Close-ups of the elephant depict an exhausted beast, staring blankly into the camera. Likewise, Orwell's elephant, having rampaged through a village, is reduced to tortured gasps after it is shot by the writer, then a police officer in Mawlamyine, Burma. In the essay, Orwell kills the pacified animal for no reason other than to save face before a crowd of Burmese, displacing colonial responsibility onto the "natives" who invest expectations onto "the white man." Working against the essay's colonial gaze, where the creature becomes a function of colonial legitimacy and a form of property, Rungjang's intimate camerawork diverts our attention back to the misunderstood elephant, whose running amok could be perceived anew as a brief struggle for freedom.

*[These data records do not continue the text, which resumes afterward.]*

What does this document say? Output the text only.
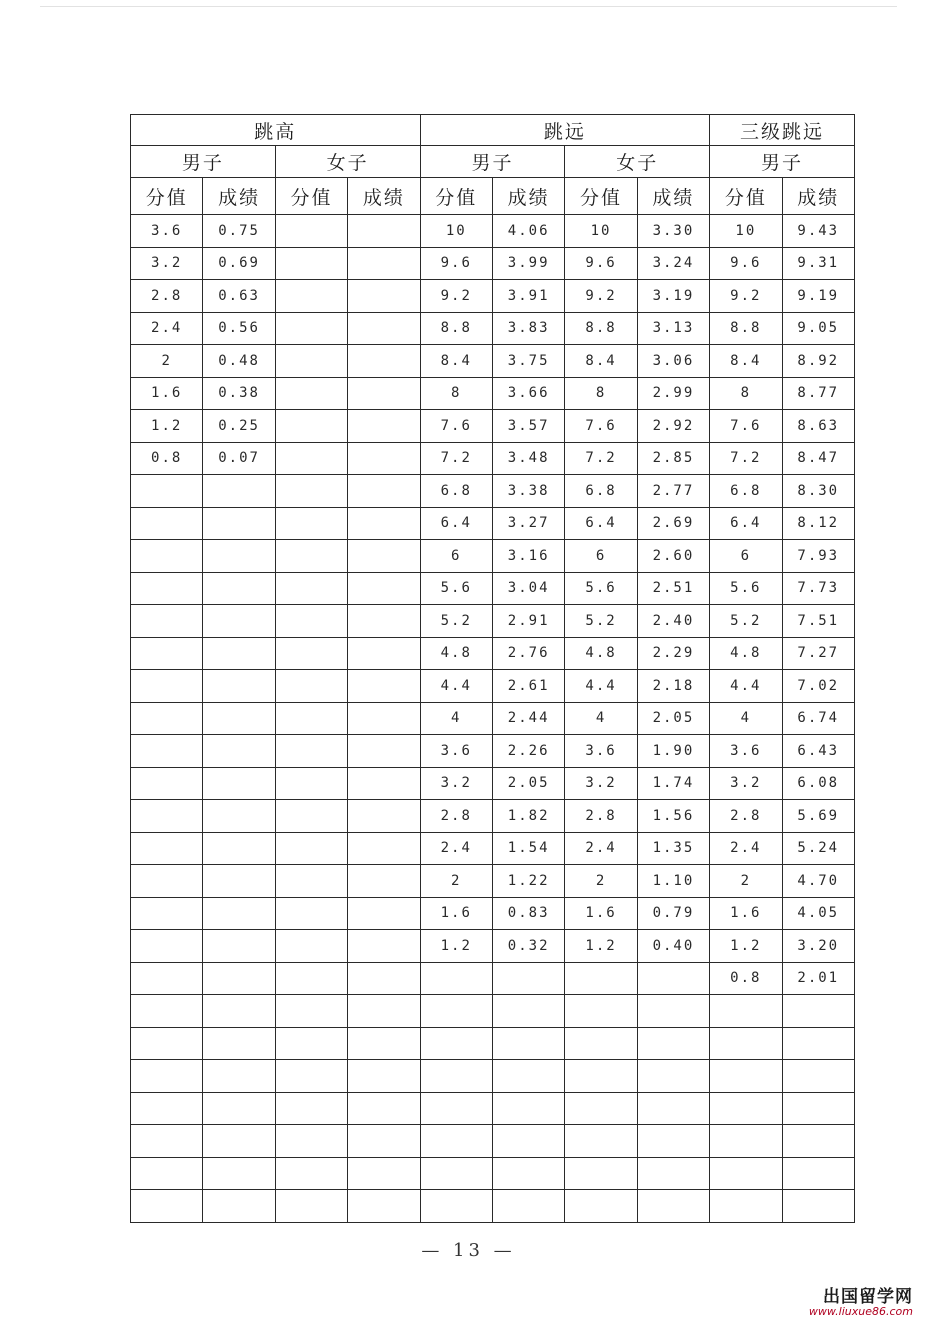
跳高				跳远				三级跳远	
男子		女子		男子		女子		男子	
分值	成绩	分值	成绩	分值	成绩	分值	成绩	分值	成绩
3.6	0.75			10	4.06	10	3.30	10	9.43
3.2	0.69			9.6	3.99	9.6	3.24	9.6	9.31
2.8	0.63			9.2	3.91	9.2	3.19	9.2	9.19
2.4	0.56			8.8	3.83	8.8	3.13	8.8	9.05
2	0.48			8.4	3.75	8.4	3.06	8.4	8.92
1.6	0.38			8	3.66	8	2.99	8	8.77
1.2	0.25			7.6	3.57	7.6	2.92	7.6	8.63
0.8	0.07			7.2	3.48	7.2	2.85	7.2	8.47
				6.8	3.38	6.8	2.77	6.8	8.30
				6.4	3.27	6.4	2.69	6.4	8.12
				6	3.16	6	2.60	6	7.93
				5.6	3.04	5.6	2.51	5.6	7.73
				5.2	2.91	5.2	2.40	5.2	7.51
				4.8	2.76	4.8	2.29	4.8	7.27
				4.4	2.61	4.4	2.18	4.4	7.02
				4	2.44	4	2.05	4	6.74
				3.6	2.26	3.6	1.90	3.6	6.43
				3.2	2.05	3.2	1.74	3.2	6.08
				2.8	1.82	2.8	1.56	2.8	5.69
				2.4	1.54	2.4	1.35	2.4	5.24
				2	1.22	2	1.10	2	4.70
				1.6	0.83	1.6	0.79	1.6	4.05
				1.2	0.32	1.2	0.40	1.2	3.20
								0.8	2.01

— 13 —
出国留学网
www.liuxue86.com
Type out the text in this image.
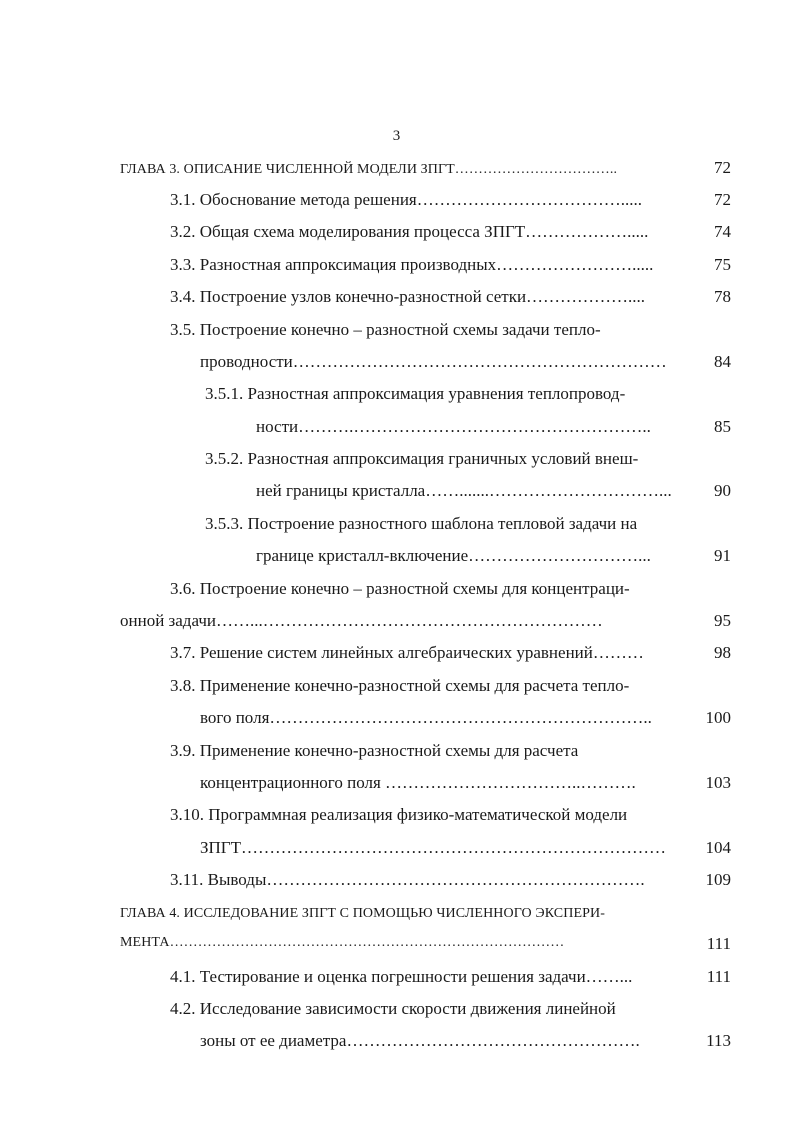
3
ГЛАВА 3. ОПИСАНИЕ ЧИСЛЕННОЙ МОДЕЛИ ЗПГТ……………………………..	72
3.1. Обоснование метода решения……………………………….....	72
3.2. Общая схема моделирования процесса ЗПГТ……………….....	74
3.3. Разностная аппроксимация производных…………………….....	75
3.4. Построение узлов конечно-разностной сетки………………....	78
3.5. Построение конечно – разностной схемы задачи тепло-
проводности…………………………………………………………	84
3.5.1. Разностная аппроксимация уравнения теплопровод-
ности……….……………………………………………..	85
3.5.2. Разностная аппроксимация граничных условий внеш-
ней границы кристалла…….......…………………………... 90
3.5.3. Построение разностного шаблона тепловой задачи на
границе кристалл-включение…………………………...	91
3.6. Построение конечно – разностной схемы для концентраци-
онной задачи……...……………………………………………………	95
3.7. Решение систем линейных алгебраических уравнений………	98
3.8. Применение конечно-разностной схемы для расчета тепло-
вого поля…………………………………………………………..	100
3.9. Применение конечно-разностной схемы для расчета
концентрационного поля ……………………………..……….	103
3.10. Программная реализация физико-математической модели
ЗПГТ………………………………………………………………… 104
3.11. Выводы………………………………………………………….	109
ГЛАВА 4. ИССЛЕДОВАНИЕ ЗПГТ С ПОМОЩЬЮ ЧИСЛЕННОГО ЭКСПЕРИ-
МЕНТА…………………………………………………………………………	111
4.1. Тестирование и оценка погрешности решения задачи……...	111
4.2. Исследование зависимости скорости движения линейной
зоны от ее диаметра…………………………………………….	113
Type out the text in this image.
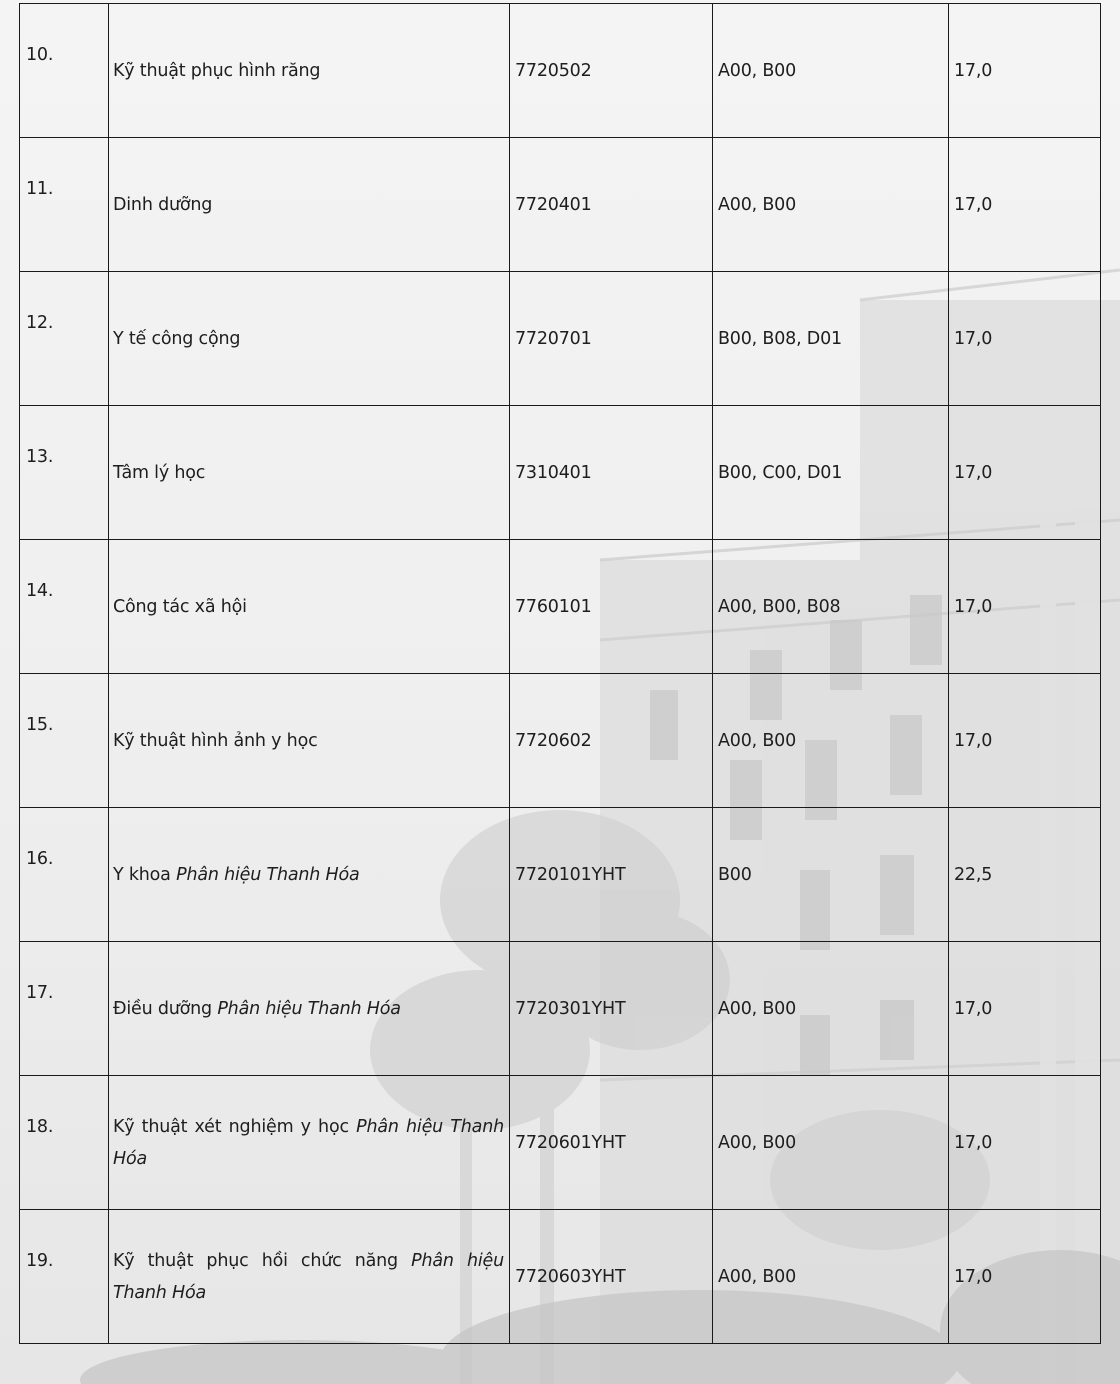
10.	Kỹ thuật phục hình răng	7720502	A00, B00	17,0
11.	Dinh dưỡng	7720401	A00, B00	17,0
12.	Y tế công cộng	7720701	B00, B08, D01	17,0
13.	Tâm lý học	7310401	B00, C00, D01	17,0
14.	Công tác xã hội	7760101	A00, B00, B08	17,0
15.	Kỹ thuật hình ảnh y học	7720602	A00, B00	17,0
16.	Y khoa Phân hiệu Thanh Hóa	7720101YHT	B00	22,5
17.	Điều dưỡng Phân hiệu Thanh Hóa	7720301YHT	A00, B00	17,0
18.	Kỹ thuật xét nghiệm y học Phân hiệu Thanh Hóa	7720601YHT	A00, B00	17,0
19.	Kỹ thuật phục hồi chức năng Phân hiệu Thanh Hóa	7720603YHT	A00, B00	17,0
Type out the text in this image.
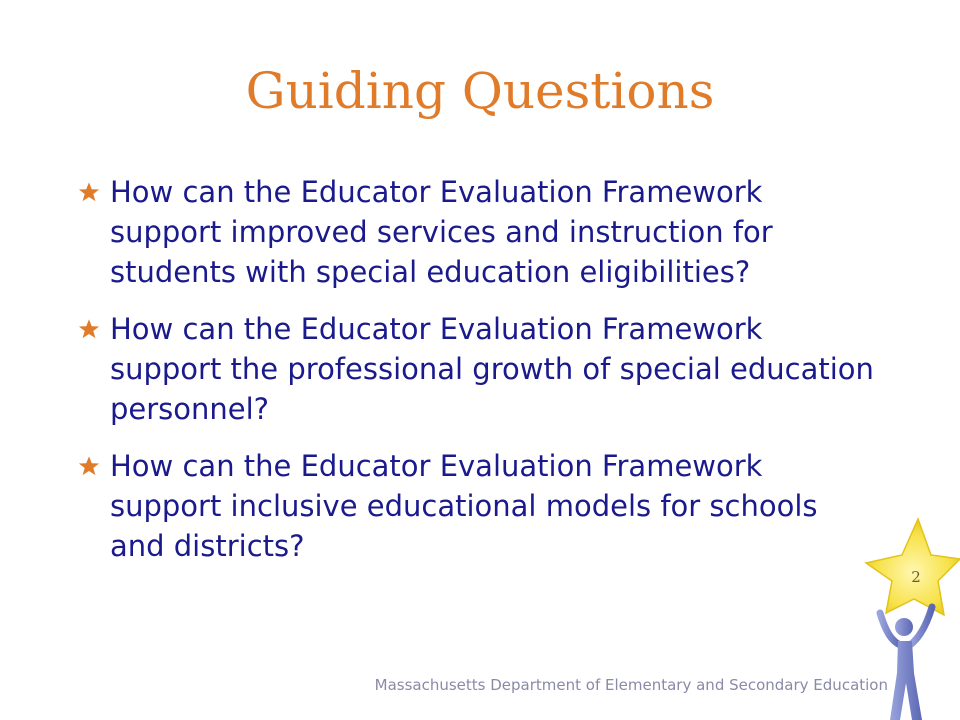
Guiding Questions
How can the Educator Evaluation Framework support improved services and instruction for students with special education eligibilities?
How can the Educator Evaluation Framework support the professional growth of special education personnel?
How can the Educator Evaluation Framework support inclusive educational models for schools and districts?
2
Massachusetts Department of Elementary and Secondary Education
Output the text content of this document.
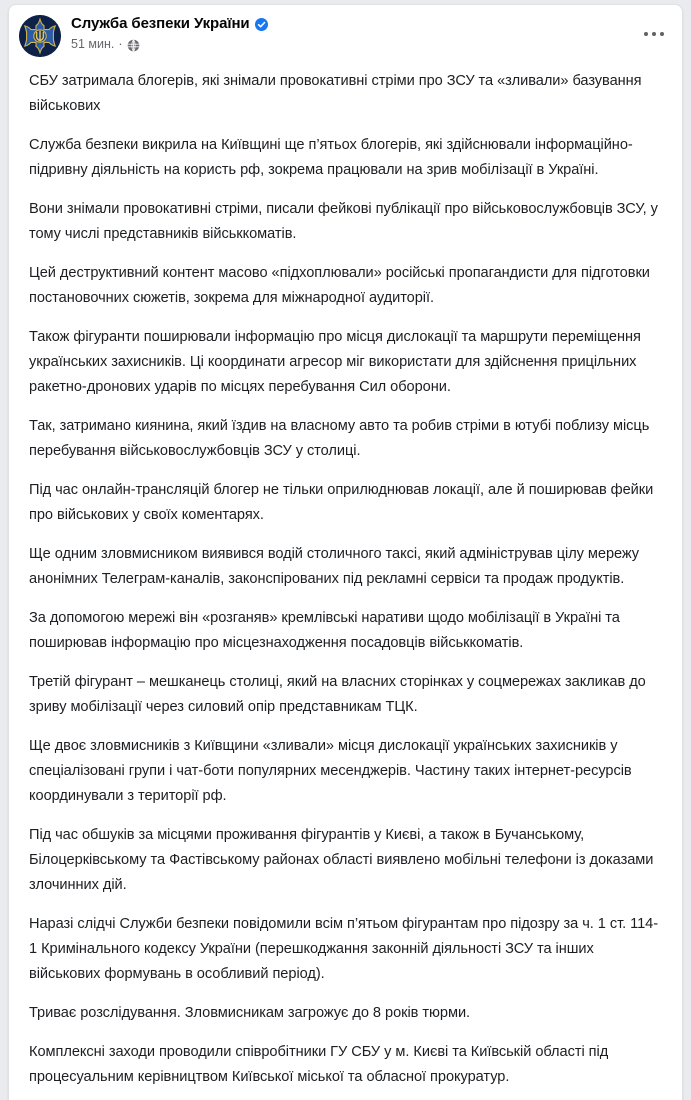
Служба безпеки України
51 мин. ·

СБУ затримала блогерів, які знімали провокативні стріми про ЗСУ та «зливали» базування військових

Служба безпеки викрила на Київщині ще п’ятьох блогерів, які здійснювали інформаційно-підривну діяльність на користь рф, зокрема працювали на зрив мобілізації в Україні.

Вони знімали провокативні стріми, писали фейкові публікації про військовослужбовців ЗСУ, у тому числі представників військкоматів.

Цей деструктивний контент масово «підхоплювали» російські пропагандисти для підготовки постановочних сюжетів, зокрема для міжнародної аудиторії.

Також фігуранти поширювали інформацію про місця дислокації та маршрути переміщення українських захисників. Ці координати агресор міг використати для здійснення прицільних ракетно-дронових ударів по місцях перебування Сил оборони.

Так, затримано киянина, який їздив на власному авто та робив стріми в ютубі поблизу місць перебування військовослужбовців ЗСУ у столиці.

Під час онлайн-трансляцій блогер не тільки оприлюднював локації, але й поширював фейки про військових у своїх коментарях.

Ще одним зловмисником виявився водій столичного таксі, який адміністрував цілу мережу анонімних Телеграм-каналів, законспірованих під рекламні сервіси та продаж продуктів.

За допомогою мережі він «розганяв» кремлівські наративи щодо мобілізації в Україні та поширював інформацію про місцезнаходження посадовців військкоматів.

Третій фігурант – мешканець столиці, який на власних сторінках у соцмережах закликав до зриву мобілізації через силовий опір представникам ТЦК.

Ще двоє зловмисників з Київщини «зливали» місця дислокації українських захисників у спеціалізовані групи і чат-боти популярних месенджерів. Частину таких інтернет-ресурсів координували з території рф.

Під час обшуків за місцями проживання фігурантів у Києві, а також в Бучанському, Білоцерківському та Фастівському районах області виявлено мобільні телефони із доказами злочинних дій.

Наразі слідчі Служби безпеки повідомили всім п’ятьом фігурантам про підозру за ч. 1 ст. 114-1 Кримінального кодексу України (перешкоджання законній діяльності ЗСУ та інших військових формувань в особливий період).

Триває розслідування. Зловмисникам загрожує до 8 років тюрми.

Комплексні заходи проводили співробітники ГУ СБУ у м. Києві та Київській області під процесуальним керівництвом Київської міської та обласної прокуратур.
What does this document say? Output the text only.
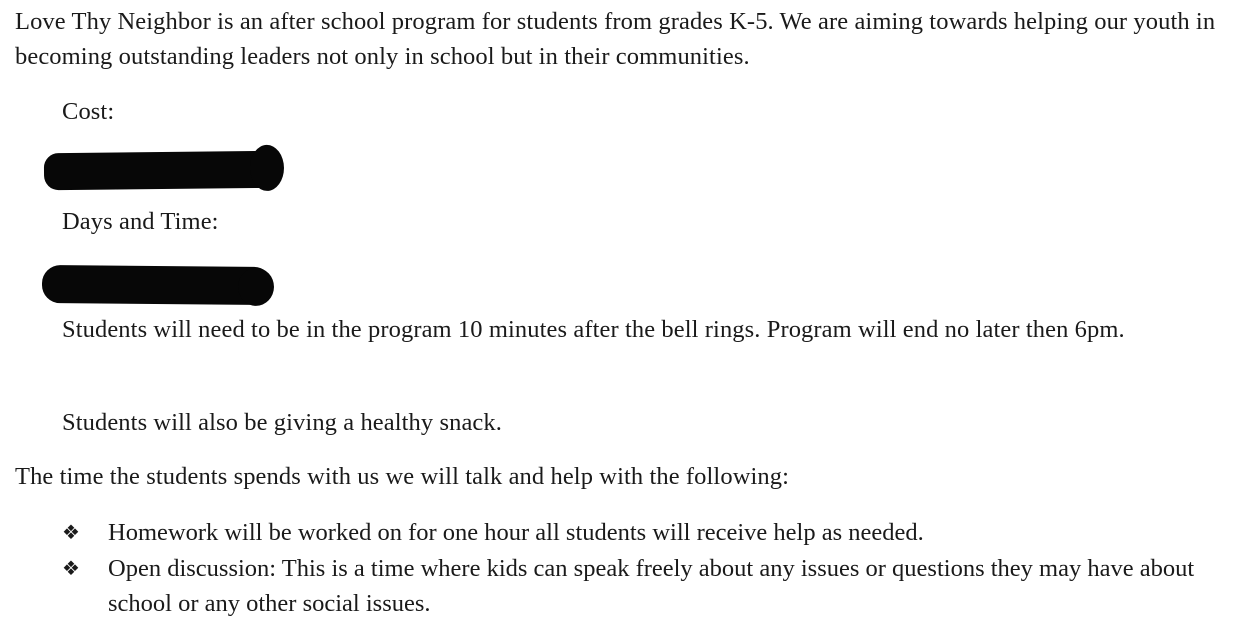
Love Thy Neighbor is an after school program for students from grades K-5. We are aiming towards helping our youth in becoming outstanding leaders not only in school but in their communities.

Cost:

Days and Time:

Students will need to be in the program 10 minutes after the bell rings. Program will end no later then 6pm.

Students will also be giving a healthy snack.

The time the students spends with us we will talk and help with the following:

❖ Homework will be worked on for one hour all students will receive help as needed.
❖ Open discussion: This is a time where kids can speak freely about any issues or questions they may have about school or any other social issues.
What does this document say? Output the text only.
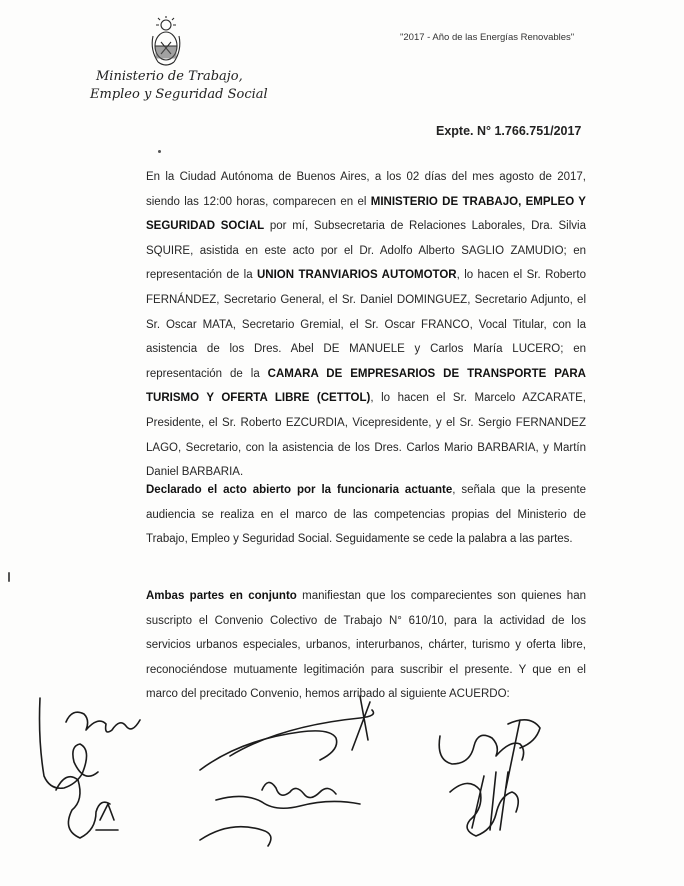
Ministerio de Trabajo,
Empleo y Seguridad Social
"2017 - Año de las Energías Renovables"
Expte. N° 1.766.751/2017
En la Ciudad Autónoma de Buenos Aires, a los 02 días del mes agosto de 2017, siendo las 12:00 horas, comparecen en el MINISTERIO DE TRABAJO, EMPLEO Y SEGURIDAD SOCIAL por mí, Subsecretaria de Relaciones Laborales, Dra. Silvia SQUIRE, asistida en este acto por el Dr. Adolfo Alberto SAGLIO ZAMUDIO; en representación de la UNION TRANVIARIOS AUTOMOTOR, lo hacen el Sr. Roberto FERNÁNDEZ, Secretario General, el Sr. Daniel DOMINGUEZ, Secretario Adjunto, el Sr. Oscar MATA, Secretario Gremial, el Sr. Oscar FRANCO, Vocal Titular, con la asistencia de los Dres. Abel DE MANUELE y Carlos María LUCERO; en representación de la CAMARA DE EMPRESARIOS DE TRANSPORTE PARA TURISMO Y OFERTA LIBRE (CETTOL), lo hacen el Sr. Marcelo AZCARATE, Presidente, el Sr. Roberto EZCURDIA, Vicepresidente, y el Sr. Sergio FERNANDEZ LAGO, Secretario, con la asistencia de los Dres. Carlos Mario BARBARIA, y Martín Daniel BARBARIA.
Declarado el acto abierto por la funcionaria actuante, señala que la presente audiencia se realiza en el marco de las competencias propias del Ministerio de Trabajo, Empleo y Seguridad Social. Seguidamente se cede la palabra a las partes.
Ambas partes en conjunto manifiestan que los comparecientes son quienes han suscripto el Convenio Colectivo de Trabajo N° 610/10, para la actividad de los servicios urbanos especiales, urbanos, interurbanos, chárter, turismo y oferta libre, reconociéndose mutuamente legitimación para suscribir el presente. Y que en el marco del precitado Convenio, hemos arribado al siguiente ACUERDO:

The animal could also be seen as a parallel for Wanduze Ali, who tells of a life freighted with cruelties via text on a screen in the middle of the exhibition space. Yet it is Ali's refusal to surrender, as illustrated by his multiple escapes from domestic abusers and sex traffickers, that reveals his extraordinary fortitude. Both Ali and the elephant are figures of fungibility and fugitivity, where escape becomes their only means to reclaim agency in a world that reduces them to deviants and commodities.

Rungjang's laconic testimonies are pockmarked by gaps that are, at the same time. invitations to seek connections. In these works, autobiography is not limited to the first-person singular, but draws upon an affinitive community of shared experiences surrounding xenophobic violence, dispossession, and border-crossing. Indeed, the exhibition's title, "They Beat Your Father," held onto the promise of community by interpellating its audience—these stories also belong to you.